Germany: protecting life

Current questions concerning the reform of the health service, the reduction of late abortions, better ways of patient management and assistance to the terminally ill were the main issues discussed at the meeting held in Bonn on 25 October, with the participation of representatives of the German Federal Order of Physicians, the German Bishops’ Conference (DBK) and the Council of the Evangelical Church of Germany (EKD). The delegations, led respectively by the president of the Order of Physicians, Jörg-Dietrich Hoppe, the president of the DBK, Cardinal Karl Lehmann, and the president of the EKD, Bishop Wolfgang Huber, expressed their “concern about the reforms currently being planned in the field of healthcare, especially in consideration of the relationship of trust between medics and patients”, says a joint statement issued after the meeting.

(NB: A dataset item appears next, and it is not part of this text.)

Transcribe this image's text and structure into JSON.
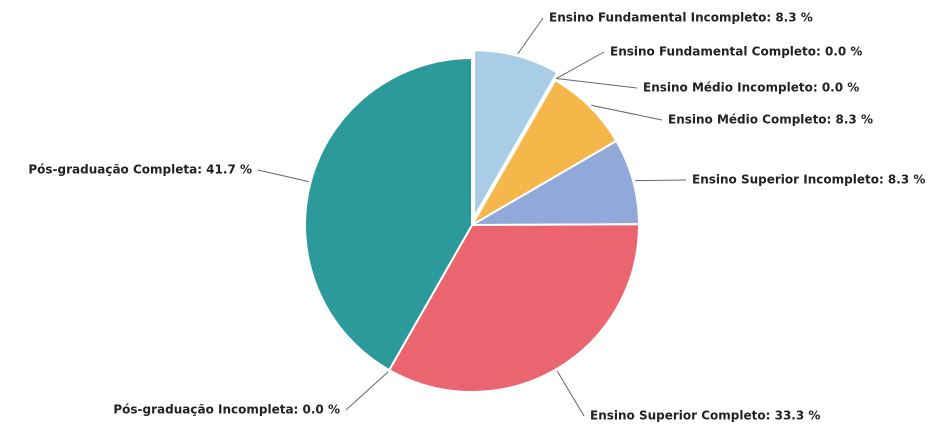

The delegates unanimously declared the need to improve “the protection of unborn human life” and find provisions that “would help to reduce in particular the number of late abortions. To this end an important role must be played by assistance to the life of mothers with children with disabilities”. The statement also underlines the need to provide a “dignified accompaniment to death” for the terminally ill, implement “hospice structures” and develop the resources of “palliative medicine”. All the delegates reaffirmed their rejection of euthanasia: “the collaborations of medics in suicide is in conflict with medical ethics and is to be rejected”. The statement also underlines the rejection of “any kind of public tolerance or facilitation of institutionalised assistance in suicide”.